Ainsi, une autorisation des titulaires de droits d’auteur est requise pour toute utilisation.
Toutefois, une exception légale pour « la fouille de textes et de données » a été créée (art. L. 122-5-3 CPI). Des copies ou reproductions numériques d’œuvres peuvent être réalisées sans autorisation des auteurs en vue de telles fouilles s’il y a été accédé de façon licite et si elles sont menées à des fins de recherche scientifique et par certains organismes. De plus, et cela va plus loin, toute personne est en droit de reproduire numériquement des œuvres pour des fouilles de textes et de données, y compris pour un motif étranger à la recherche scientifique, sauf si l’auteur s’y est opposé.
Pour autant, toute reproduction des contenus des bases de données accessibles n’est pas permise.
L’Autorité française de la Concurrence vient ainsi de condamner des sociétés du groupe Google au paiement d’une sanction de 250 millions d’Euros pour n’avoir pas respecté des engagements obligatoires concernant les modalités d’application de la loi n°2019-775 du 24 juillet 2019 établissant un droit voisin au bénéfice des agences et des éditeurs de presse (ADLC, Décision du 15 mars 2024 – 24-D-03).
En pratique, ces droits sont, à ce jour, peu respectés par les fournisseurs de modèles d’IA, même si l’on commence à observer des accords conclus entre certains d’entre eux et des titulaires de droits, notamment dans le secteur de la presse.
Mais les ayants droit commencent à donner de la voix, et, peu à peu, à se faire entendre.
Ainsi, à la suite du Sommet pour l’IA qui s’est tenu à Paris en février 2025, un groupe d’auteurs et d’éditeurs représentés par trois syndicats, dont le Syndicat National de l’Édition, vient d’annoncer avoir assigné META devant le tribunal Judiciaire de Paris.
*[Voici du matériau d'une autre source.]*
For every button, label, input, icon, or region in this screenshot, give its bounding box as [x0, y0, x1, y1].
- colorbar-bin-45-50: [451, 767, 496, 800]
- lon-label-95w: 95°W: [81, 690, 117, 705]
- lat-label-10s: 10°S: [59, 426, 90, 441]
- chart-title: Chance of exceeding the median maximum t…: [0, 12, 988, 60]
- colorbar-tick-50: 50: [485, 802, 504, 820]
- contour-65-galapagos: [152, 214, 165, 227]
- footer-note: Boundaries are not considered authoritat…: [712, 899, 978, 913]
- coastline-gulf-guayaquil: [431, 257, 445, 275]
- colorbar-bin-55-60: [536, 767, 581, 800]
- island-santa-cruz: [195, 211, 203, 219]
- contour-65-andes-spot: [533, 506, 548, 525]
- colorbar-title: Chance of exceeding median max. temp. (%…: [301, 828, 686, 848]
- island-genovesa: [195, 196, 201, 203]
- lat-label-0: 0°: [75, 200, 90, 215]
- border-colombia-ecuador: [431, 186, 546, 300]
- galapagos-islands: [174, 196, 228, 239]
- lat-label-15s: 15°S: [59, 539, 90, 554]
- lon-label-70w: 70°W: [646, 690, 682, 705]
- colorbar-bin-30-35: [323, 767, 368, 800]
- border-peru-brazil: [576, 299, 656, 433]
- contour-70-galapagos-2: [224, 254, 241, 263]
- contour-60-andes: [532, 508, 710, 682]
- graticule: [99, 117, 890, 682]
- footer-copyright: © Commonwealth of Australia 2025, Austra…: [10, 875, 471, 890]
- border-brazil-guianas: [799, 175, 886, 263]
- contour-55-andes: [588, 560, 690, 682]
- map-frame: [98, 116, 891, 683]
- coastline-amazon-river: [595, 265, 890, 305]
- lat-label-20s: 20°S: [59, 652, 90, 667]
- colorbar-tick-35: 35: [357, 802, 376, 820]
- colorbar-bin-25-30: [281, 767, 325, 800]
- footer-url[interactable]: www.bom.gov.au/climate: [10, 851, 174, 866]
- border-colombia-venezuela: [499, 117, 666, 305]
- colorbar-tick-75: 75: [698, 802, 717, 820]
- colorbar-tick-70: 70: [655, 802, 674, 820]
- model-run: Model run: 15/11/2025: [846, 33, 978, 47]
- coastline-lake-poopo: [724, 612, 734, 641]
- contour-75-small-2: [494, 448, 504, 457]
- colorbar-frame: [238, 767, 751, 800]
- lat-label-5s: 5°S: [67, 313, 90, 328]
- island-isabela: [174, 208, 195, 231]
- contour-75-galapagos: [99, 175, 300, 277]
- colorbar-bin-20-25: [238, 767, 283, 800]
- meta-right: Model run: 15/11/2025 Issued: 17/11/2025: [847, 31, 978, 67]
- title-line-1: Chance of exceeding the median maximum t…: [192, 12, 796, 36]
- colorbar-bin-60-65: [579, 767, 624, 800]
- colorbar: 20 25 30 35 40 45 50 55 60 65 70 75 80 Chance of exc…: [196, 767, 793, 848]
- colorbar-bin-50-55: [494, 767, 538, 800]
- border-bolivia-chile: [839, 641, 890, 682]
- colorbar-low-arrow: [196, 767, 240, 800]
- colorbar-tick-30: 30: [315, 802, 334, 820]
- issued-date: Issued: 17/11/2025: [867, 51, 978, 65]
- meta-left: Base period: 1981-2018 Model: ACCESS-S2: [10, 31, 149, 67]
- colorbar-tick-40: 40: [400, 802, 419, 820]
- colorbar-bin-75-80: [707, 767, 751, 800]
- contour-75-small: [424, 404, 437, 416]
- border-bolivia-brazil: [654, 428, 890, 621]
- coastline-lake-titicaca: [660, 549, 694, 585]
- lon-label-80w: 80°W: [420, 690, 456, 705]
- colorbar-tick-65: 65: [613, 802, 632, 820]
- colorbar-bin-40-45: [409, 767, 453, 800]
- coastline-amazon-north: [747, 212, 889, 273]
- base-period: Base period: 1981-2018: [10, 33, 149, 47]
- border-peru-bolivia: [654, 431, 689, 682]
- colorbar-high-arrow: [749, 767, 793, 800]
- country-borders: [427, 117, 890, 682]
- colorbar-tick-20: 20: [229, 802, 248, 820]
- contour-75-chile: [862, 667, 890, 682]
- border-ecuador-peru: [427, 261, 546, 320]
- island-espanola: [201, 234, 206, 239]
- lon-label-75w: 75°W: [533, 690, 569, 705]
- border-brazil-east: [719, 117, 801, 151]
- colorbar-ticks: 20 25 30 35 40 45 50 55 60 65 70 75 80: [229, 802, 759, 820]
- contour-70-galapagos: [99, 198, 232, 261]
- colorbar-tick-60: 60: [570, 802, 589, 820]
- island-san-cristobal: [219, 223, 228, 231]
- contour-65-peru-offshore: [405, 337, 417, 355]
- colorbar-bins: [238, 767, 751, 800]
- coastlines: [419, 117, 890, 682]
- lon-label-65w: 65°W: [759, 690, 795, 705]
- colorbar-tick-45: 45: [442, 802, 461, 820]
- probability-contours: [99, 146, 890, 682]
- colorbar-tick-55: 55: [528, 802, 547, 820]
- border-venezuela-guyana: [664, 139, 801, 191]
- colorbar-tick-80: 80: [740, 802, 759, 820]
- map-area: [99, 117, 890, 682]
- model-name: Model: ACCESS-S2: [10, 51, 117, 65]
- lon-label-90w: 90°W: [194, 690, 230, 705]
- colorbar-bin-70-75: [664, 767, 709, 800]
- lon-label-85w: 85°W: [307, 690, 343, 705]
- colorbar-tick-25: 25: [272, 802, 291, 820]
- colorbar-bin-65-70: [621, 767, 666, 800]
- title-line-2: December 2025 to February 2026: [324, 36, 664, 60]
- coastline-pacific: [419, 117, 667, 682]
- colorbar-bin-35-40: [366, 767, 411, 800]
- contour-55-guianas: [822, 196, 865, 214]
Sur quelle base légale ? La contrefaçon et le « parasitisme économique » liés à l’utilisation non autorisée et non rémunérée de centaines de textes français protégés par le droit d’auteur afin d’entraîner son modèle d’IAG.
En outre, si une œuvre générée par l’IAG reprend des éléments essentiels d’une œuvre pour créer une nouvelle œuvre, autrement dit une « œuvre composite » ou dérivée, au sens de l’article L. 113-2 du CPI, une autorisation préalable de l’auteur de cette œuvre préexistante dont elle est tirée est impérative (art. L. 133-4 CPI), du moins avant toute communication au public (Cass. Civ. 1ère, 17 novembre 1981).
En cas de violation de ces droits, le contrevenant s’expose à une action en contrefaçon des tiers concernés, avec des mesures d’interdiction et des dommages-intérêts, sans compter d’éventuels recours au droit pénal.
Les concepteurs et utilisateurs de l’IAG seraient avisés de se montrer prudents et de vérifier si des oppositions ont été émises par les titulaires des droits avant d’utiliser des données privées ou de solliciter des autorisations ou des licences d’exploitation des auteurs d’œuvres préexistantes en cas de reprise d’éléments dans une œuvre nouvelle.

Merci pour ce article assez fouillé.
On apprécie d’apprendre que les auteurs humains ont quelques droits acquis de propriété intellectuelle et qu’ils peuvent en principe les défendre par rapport à l’IA générative.
Toutefois le sujet semble tellement complexe et foisonnant qu’il faudra, sans doute, aux auteurs humains avoir recours à l’IA pour trier les données des auteurs originaux par rapport aux données collectées et utilisées par l’IA, pour se défendre.
N’y aurait-il pas, alors, un double conflit d’intérêts inextricablement mêlés ???